Arq Gastroenterol. 2006 Apr-Jun;43(2):117-20. doi: 10.1590/s0004-28032006000200011.
Short segment Barrett's esophagus is defined by the presence of <3 cm of columnar-appearing mucosa in the distal esophagus with intestinal metaplasia on histophatological examination. Barrett's esophagus is a risk factor to develop adenocarcinoma of the esophagus. While Barrett's esophagus develops as a result of chronic gastroesophageal reflux disease, intestinal metaplasia in the gastric cardia is a consequence of chronic Helicobacter pylori infection and is associated with distal gastric intestinal metaplasia. It can be difficult to determine whether short-segment columnar epithelium with intestinal metaplasia are lining the esophagus (a condition called short segment Barrett's esophagus) or the proximal stomach (a condition called intestinal metaplasia of the gastric cardia).
To study the association of short segment Barrett's esophagus (length <3 cm) with gastric intestinal metaplasia (antrum or body) and infection by H. pylori.
Eight-nine patients with short segment columnar-appearing mucosa in the esophagus, length <3 cm, were studied.
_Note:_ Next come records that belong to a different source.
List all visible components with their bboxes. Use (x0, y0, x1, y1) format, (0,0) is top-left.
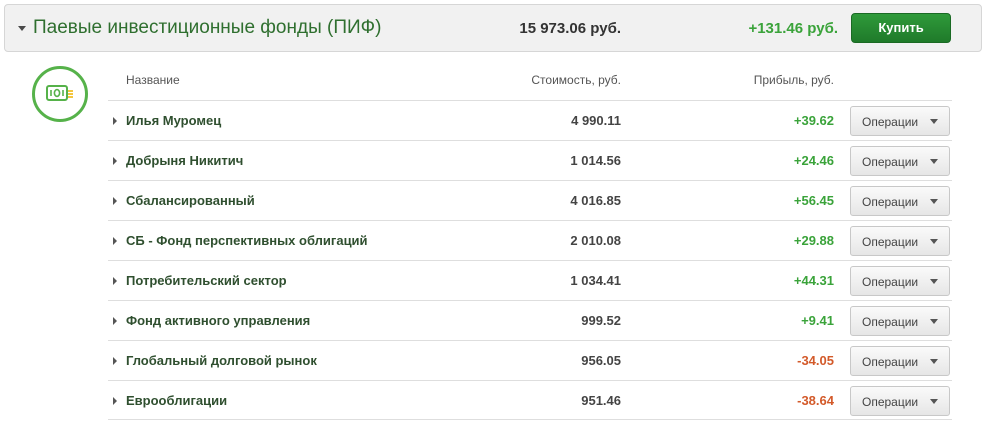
operations-label: Операции (862, 235, 919, 249)
column-header-profit: Прибыль, руб. (753, 73, 834, 87)
table-row[interactable]: Еврооблигации 951.46 -38.64 Операции (108, 380, 952, 420)
operations-label: Операции (862, 195, 919, 209)
fund-profit: +56.45 (793, 193, 834, 208)
section-total-value: 15 973.06 руб. (519, 20, 621, 37)
chevron-down-icon (930, 399, 938, 404)
fund-cost: 4 016.85 (570, 193, 621, 208)
caret-right-icon[interactable] (113, 197, 117, 205)
table-row[interactable]: Илья Муромец 4 990.11 +39.62 Операции (108, 100, 952, 140)
column-header-name: Название (126, 73, 180, 87)
caret-right-icon[interactable] (113, 317, 117, 325)
caret-right-icon[interactable] (113, 357, 117, 365)
fund-name[interactable]: Фонд активного управления (126, 313, 310, 328)
fund-cost: 4 990.11 (571, 113, 621, 128)
buy-button[interactable]: Купить (851, 13, 951, 43)
operations-dropdown[interactable]: Операции (850, 346, 950, 376)
operations-label: Операции (862, 355, 919, 369)
operations-dropdown[interactable]: Операции (850, 266, 950, 296)
fund-profit: -38.64 (797, 393, 834, 408)
fund-profit: -34.05 (797, 353, 834, 368)
caret-right-icon[interactable] (113, 237, 117, 245)
operations-dropdown[interactable]: Операции (850, 146, 950, 176)
chevron-down-icon (930, 359, 938, 364)
table-row[interactable]: Потребительский сектор 1 034.41 +44.31 О… (108, 260, 952, 300)
operations-dropdown[interactable]: Операции (850, 106, 950, 136)
money-bill-icon (32, 66, 88, 122)
caret-down-icon[interactable] (18, 26, 26, 31)
fund-name[interactable]: Сбалансированный (126, 193, 255, 208)
fund-cost: 1 034.41 (570, 273, 621, 288)
table-row[interactable]: Фонд активного управления 999.52 +9.41 О… (108, 300, 952, 340)
fund-cost: 951.46 (581, 393, 621, 408)
column-header-cost: Стоимость, руб. (531, 73, 621, 87)
table-row[interactable]: Сбалансированный 4 016.85 +56.45 Операци… (108, 180, 952, 220)
fund-cost: 999.52 (581, 313, 621, 328)
fund-profit: +24.46 (793, 153, 834, 168)
operations-dropdown[interactable]: Операции (850, 226, 950, 256)
operations-dropdown[interactable]: Операции (850, 386, 950, 416)
operations-dropdown[interactable]: Операции (850, 306, 950, 336)
chevron-down-icon (930, 159, 938, 164)
chevron-down-icon (930, 239, 938, 244)
fund-profit: +9.41 (801, 313, 834, 328)
chevron-down-icon (930, 119, 938, 124)
fund-cost: 956.05 (581, 353, 621, 368)
fund-name[interactable]: СБ - Фонд перспективных облигаций (126, 233, 368, 248)
operations-label: Операции (862, 315, 919, 329)
table-row[interactable]: Добрыня Никитич 1 014.56 +24.46 Операции (108, 140, 952, 180)
funds-table: Илья Муромец 4 990.11 +39.62 Операции До… (108, 100, 952, 420)
operations-label: Операции (862, 275, 919, 289)
fund-cost: 2 010.08 (570, 233, 621, 248)
fund-profit: +44.31 (793, 273, 834, 288)
fund-profit: +29.88 (793, 233, 834, 248)
fund-name[interactable]: Добрыня Никитич (126, 153, 243, 168)
operations-dropdown[interactable]: Операции (850, 186, 950, 216)
caret-right-icon[interactable] (113, 117, 117, 125)
section-total-profit: +131.46 руб. (748, 20, 838, 37)
caret-right-icon[interactable] (113, 157, 117, 165)
fund-name[interactable]: Еврооблигации (126, 393, 227, 408)
operations-label: Операции (862, 155, 919, 169)
table-row[interactable]: СБ - Фонд перспективных облигаций 2 010.… (108, 220, 952, 260)
fund-name[interactable]: Илья Муромец (126, 113, 221, 128)
section-title[interactable]: Паевые инвестиционные фонды (ПИФ) (33, 17, 381, 39)
chevron-down-icon (930, 279, 938, 284)
fund-cost: 1 014.56 (570, 153, 621, 168)
chevron-down-icon (930, 199, 938, 204)
fund-name[interactable]: Потребительский сектор (126, 273, 287, 288)
operations-label: Операции (862, 395, 919, 409)
operations-label: Операции (862, 115, 919, 129)
fund-profit: +39.62 (793, 113, 834, 128)
fund-name[interactable]: Глобальный долговой рынок (126, 353, 317, 368)
caret-right-icon[interactable] (113, 277, 117, 285)
section-header[interactable]: Паевые инвестиционные фонды (ПИФ) 15 973… (4, 4, 982, 52)
chevron-down-icon (930, 319, 938, 324)
caret-right-icon[interactable] (113, 397, 117, 405)
table-row[interactable]: Глобальный долговой рынок 956.05 -34.05 … (108, 340, 952, 380)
Symptoms of gastroesophageal reflux disease were recorded. Biopsies were obtained immediately below the squamous-columnar lining, from gastric antrum and gastric corpus for investigation of intestinal metaplasia and H. pylori.
Forty-two from 89 (47.2%) patients were diagnosed with esophageal intestinal metaplasia by histopathology. The mean-age was significantly higher in the group with esophageal intestinal metaplasia. The two groups were similar in terms of gender (male: female), gastroesophageal reflux disease symptoms and H. pylori infection. Gastric intestinal metaplasia (antrum or body) was diagnosed in 21 from 42 (50.0%) patients in the group with esophageal intestinal metaplasia and 7 from 47 (14.9%) patients in the group with esophageal columnar appearing mucosa but without intestinal metaplasia.
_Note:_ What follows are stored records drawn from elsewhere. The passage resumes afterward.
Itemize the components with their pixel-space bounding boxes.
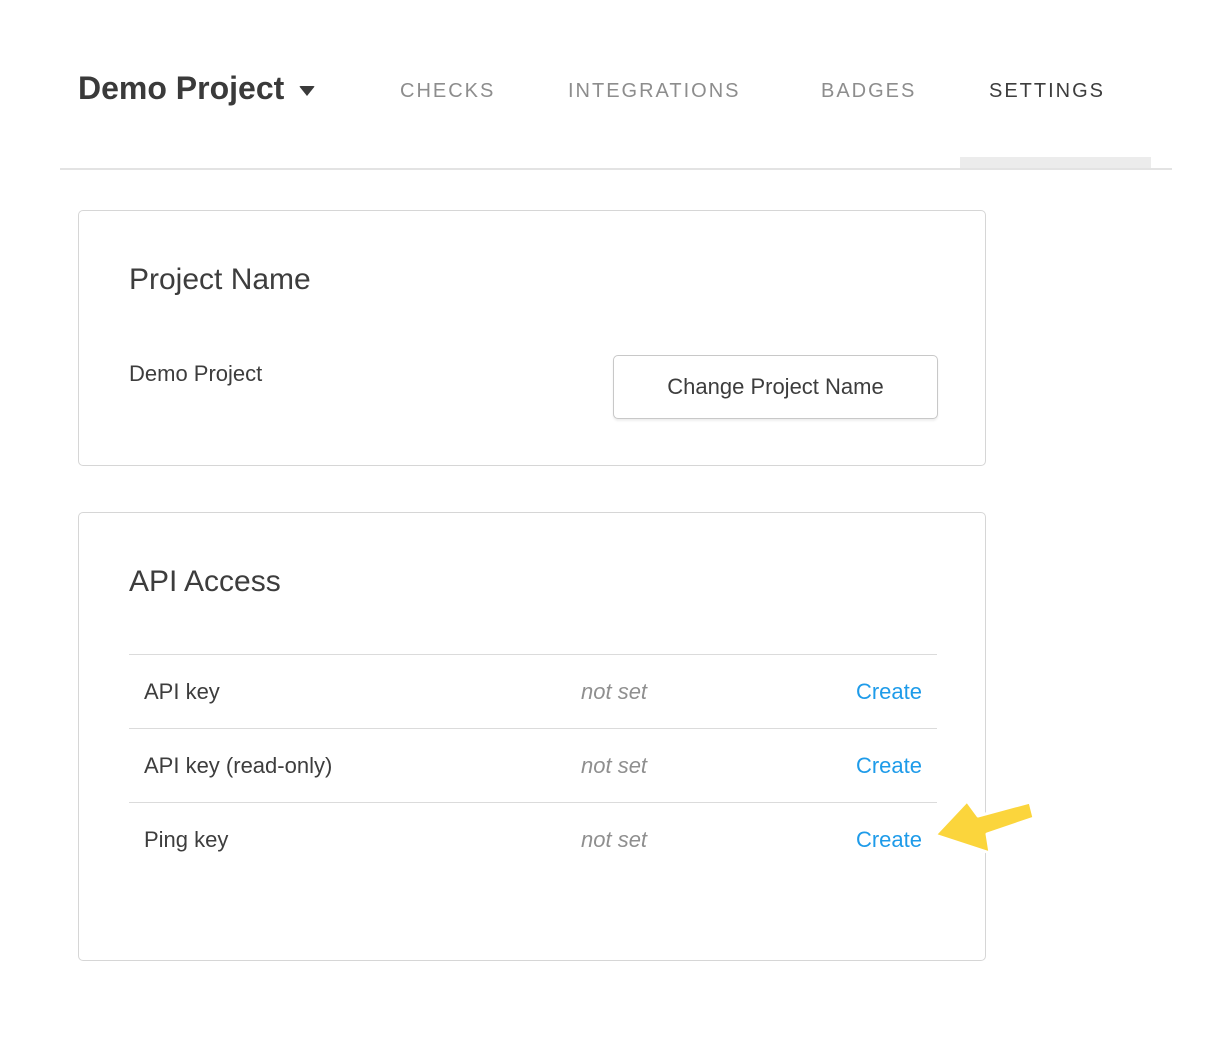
tab-integrations[interactable]: INTEGRATIONS <box>568 78 741 104</box>
api-access-card-title: API Access <box>129 563 281 601</box>
tab-checks[interactable]: CHECKS <box>400 78 495 104</box>
caret-down-icon <box>299 86 315 96</box>
nav-divider <box>60 168 1172 170</box>
tab-settings[interactable]: SETTINGS <box>989 78 1105 104</box>
project-switcher-label: Demo Project <box>78 70 284 106</box>
table-row-ping-key: Ping key not set Create <box>129 802 937 876</box>
api-access-table: API key not set Create API key (read-onl… <box>129 654 937 876</box>
api-key-read-only-value: not set <box>581 729 647 803</box>
tab-badges[interactable]: BADGES <box>821 78 916 104</box>
api-key-read-only-label: API key (read-only) <box>144 729 332 803</box>
change-project-name-button[interactable]: Change Project Name <box>613 355 938 419</box>
project-switcher[interactable]: Demo Project <box>78 70 315 106</box>
table-row-api-key-read-only: API key (read-only) not set Create <box>129 728 937 802</box>
api-access-card: API Access API key not set Create API ke… <box>78 512 986 961</box>
ping-key-value: not set <box>581 803 647 877</box>
api-key-value: not set <box>581 655 647 729</box>
project-name-card-title: Project Name <box>129 261 311 299</box>
ping-key-label: Ping key <box>144 803 228 877</box>
project-name-value: Demo Project <box>129 360 262 388</box>
project-name-card: Project Name Demo Project Change Project… <box>78 210 986 466</box>
table-row-api-key: API key not set Create <box>129 654 937 728</box>
api-key-label: API key <box>144 655 220 729</box>
api-key-create-link[interactable]: Create <box>856 655 922 729</box>
ping-key-create-link[interactable]: Create <box>856 803 922 877</box>
api-key-read-only-create-link[interactable]: Create <box>856 729 922 803</box>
Intestinal metaplasia is a frequent finding in patients with <3 cm of columnar-appearing mucosa in the distal esophagus. In the present study, short segment intestinal metaplasia in the esophagus is associated with distal gastric intestinal metaplasia. Gastroesophageal reflux disease symptoms and H. pylori infection did not differ among the two groups studied.
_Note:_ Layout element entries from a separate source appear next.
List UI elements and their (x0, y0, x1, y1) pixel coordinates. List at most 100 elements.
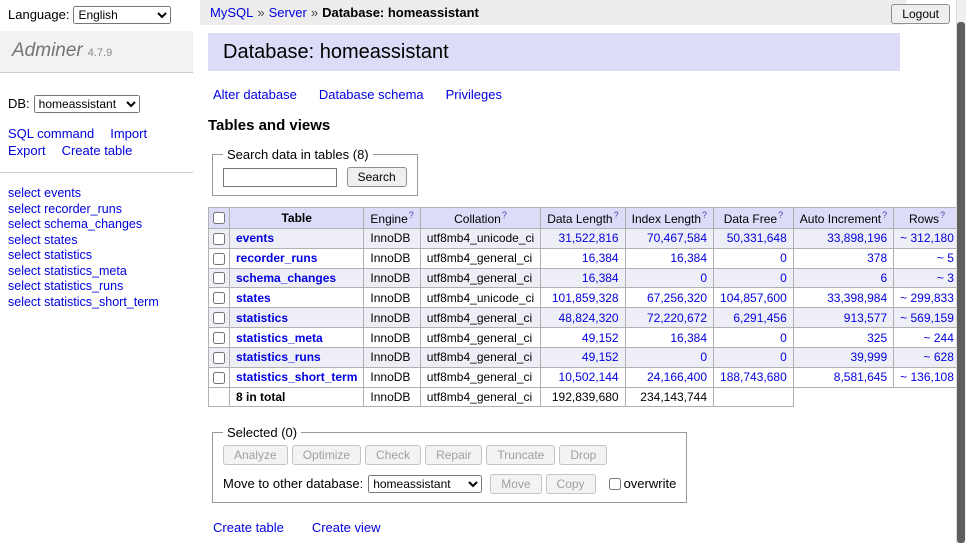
help-link[interactable]: ? (614, 210, 619, 220)
auto-increment-link[interactable]: 913,577 (844, 311, 887, 325)
db-actions-item[interactable]: Privileges (446, 87, 502, 102)
db-select[interactable]: homeassistant (34, 95, 140, 113)
create-table-link-sidebar[interactable]: Create table (62, 143, 133, 158)
data-length-link[interactable]: 10,502,144 (559, 370, 619, 384)
row-checkbox[interactable] (213, 372, 225, 384)
language-select[interactable]: English (73, 6, 171, 24)
table-link[interactable]: schema_changes (236, 271, 336, 285)
breadcrumb-server-link[interactable]: Server (269, 5, 307, 20)
import-link[interactable]: Import (110, 126, 147, 141)
index-length-link[interactable]: 0 (700, 350, 707, 364)
scrollbar-thumb[interactable] (957, 22, 965, 543)
table-link[interactable]: statistics_short_term (236, 370, 357, 384)
row-checkbox[interactable] (213, 272, 225, 284)
data-length-link[interactable]: 16,384 (582, 251, 619, 265)
sidebar-tables-item[interactable]: select statistics_runs (8, 279, 185, 295)
index-length-link[interactable]: 16,384 (670, 331, 707, 345)
data-free-link[interactable]: 50,331,648 (727, 231, 787, 245)
row-checkbox[interactable] (213, 352, 225, 364)
help-link[interactable]: ? (409, 210, 414, 220)
table-link[interactable]: statistics (236, 311, 288, 325)
repair-button[interactable]: Repair (425, 445, 482, 465)
optimize-button[interactable]: Optimize (292, 445, 361, 465)
analyze-button[interactable]: Analyze (223, 445, 288, 465)
auto-increment-link[interactable]: 33,898,196 (827, 231, 887, 245)
rows-link[interactable]: ~ 299,833 (900, 291, 954, 305)
auto-increment-link[interactable]: 378 (867, 251, 887, 265)
rows-link[interactable]: ~ 569,159 (900, 311, 954, 325)
move-button[interactable]: Move (490, 474, 541, 494)
copy-button[interactable]: Copy (546, 474, 596, 494)
auto-increment-link[interactable]: 39,999 (850, 350, 887, 364)
db-actions-item[interactable]: Database schema (319, 87, 424, 102)
sidebar-tables-item[interactable]: select events (8, 186, 185, 202)
rows-link[interactable]: ~ 312,180 (900, 231, 954, 245)
sidebar-tables-item[interactable]: select recorder_runs (8, 202, 185, 218)
check-button[interactable]: Check (365, 445, 421, 465)
help-link[interactable]: ? (882, 210, 887, 220)
index-length-link[interactable]: 24,166,400 (647, 370, 707, 384)
create-links-item[interactable]: Create table (213, 520, 284, 535)
sidebar-tables-item[interactable]: select schema_changes (8, 217, 185, 233)
data-free-link[interactable]: 6,291,456 (733, 311, 786, 325)
row-checkbox[interactable] (213, 292, 225, 304)
truncate-button[interactable]: Truncate (486, 445, 555, 465)
rows-link[interactable]: ~ 3 (937, 271, 954, 285)
drop-button[interactable]: Drop (559, 445, 607, 465)
table-link[interactable]: recorder_runs (236, 251, 317, 265)
table-link[interactable]: events (236, 231, 274, 245)
data-free-link[interactable]: 0 (780, 271, 787, 285)
index-length-link[interactable]: 16,384 (670, 251, 707, 265)
auto-increment-link[interactable]: 325 (867, 331, 887, 345)
help-link[interactable]: ? (940, 210, 945, 220)
sidebar-tables-item[interactable]: select statistics_meta (8, 264, 185, 280)
index-length-link[interactable]: 0 (700, 271, 707, 285)
overwrite-checkbox[interactable] (609, 478, 621, 490)
export-link[interactable]: Export (8, 143, 46, 158)
data-length-link[interactable]: 49,152 (582, 331, 619, 345)
data-length-link[interactable]: 16,384 (582, 271, 619, 285)
index-length-link[interactable]: 67,256,320 (647, 291, 707, 305)
auto-increment-link[interactable]: 6 (880, 271, 887, 285)
sidebar-tables-item[interactable]: select statistics (8, 248, 185, 264)
scrollbar-track[interactable] (956, 0, 966, 543)
table-link[interactable]: states (236, 291, 271, 305)
sidebar-tables-item[interactable]: select states (8, 233, 185, 249)
logout-button[interactable]: Logout (891, 4, 950, 24)
data-free-link[interactable]: 0 (780, 331, 787, 345)
table-link[interactable]: statistics_runs (236, 350, 321, 364)
rows-link[interactable]: ~ 5 (937, 251, 954, 265)
rows-link[interactable]: ~ 628 (924, 350, 954, 364)
data-length-link[interactable]: 49,152 (582, 350, 619, 364)
sidebar-tables-item[interactable]: select statistics_short_term (8, 295, 185, 311)
db-actions-item[interactable]: Alter database (213, 87, 297, 102)
rows-link[interactable]: ~ 244 (924, 331, 954, 345)
auto-increment-link[interactable]: 33,398,984 (827, 291, 887, 305)
data-length-link[interactable]: 101,859,328 (552, 291, 619, 305)
select-all-checkbox[interactable] (213, 212, 225, 224)
auto-increment-link[interactable]: 8,581,645 (834, 370, 887, 384)
index-length-link[interactable]: 70,467,584 (647, 231, 707, 245)
data-free-link[interactable]: 188,743,680 (720, 370, 787, 384)
search-button[interactable]: Search (347, 167, 407, 187)
data-free-link[interactable]: 104,857,600 (720, 291, 787, 305)
row-checkbox[interactable] (213, 332, 225, 344)
move-db-select[interactable]: homeassistant (368, 475, 482, 493)
data-length-link[interactable]: 31,522,816 (559, 231, 619, 245)
create-links-item[interactable]: Create view (312, 520, 381, 535)
data-free-link[interactable]: 0 (780, 350, 787, 364)
index-length-link[interactable]: 72,220,672 (647, 311, 707, 325)
app-name[interactable]: Adminer (12, 40, 83, 61)
help-link[interactable]: ? (778, 210, 783, 220)
data-length-link[interactable]: 48,824,320 (559, 311, 619, 325)
help-link[interactable]: ? (502, 210, 507, 220)
row-checkbox[interactable] (213, 233, 225, 245)
table-link[interactable]: statistics_meta (236, 331, 323, 345)
help-link[interactable]: ? (702, 210, 707, 220)
row-checkbox[interactable] (213, 312, 225, 324)
data-free-link[interactable]: 0 (780, 251, 787, 265)
rows-link[interactable]: ~ 136,108 (900, 370, 954, 384)
row-checkbox[interactable] (213, 253, 225, 265)
breadcrumb-system-link[interactable]: MySQL (210, 5, 253, 20)
search-input[interactable] (223, 168, 337, 187)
短节段巴雷特食管的定义为食管远端柱状黏膜长度小于3cm,组织病理学检查显示存在肠化生。巴雷特食管是食管腺癌的一个危险因素。虽然巴雷特食管是由慢性胃食管反流病发展而来,但胃贲门部的肠化生是慢性幽门螺杆菌感染的结果,且与远端胃肠化生有关。很难确定具有肠化生的短节段柱状上皮是位于食管(一种称为短节段巴雷特食管的情况)还是近端胃(一种称为胃贲门部肠化生的情况)。
研究短节段巴雷特食管(长度<3cm)与胃肠化生(胃窦或胃体)及幽门螺杆菌感染之间的关联。
对89例食管出现短节段柱状黏膜(长度<3cm)的患者进行了研究。记录胃食管反流病的症状。在鳞状柱状上皮下方立即取活检组织,取自胃窦和胃体,以检查肠化生和幽门螺杆菌。
89例患者中有42例(47.2%)经组织病理学诊断为食管肠化生。食管肠化生组的平均年龄显著更高。两组在性别(男:女)、胃食管反流病症状和幽门螺杆菌感染方面相似。食管肠化生组42例患者中有21例(50.0%)诊断为胃肠化生(胃窦或胃体),食管出现柱状黏膜但无肠化生组47例患者中有7例(14.9%)诊断为胃肠化生。
在食管远端出现<3cm柱状黏膜的患者中,肠化生很常见。在本研究中,食管短节段肠化生与远端胃肠化生有关。所研究的两组患者的胃食管反流病症状和幽门螺杆菌感染情况无差异。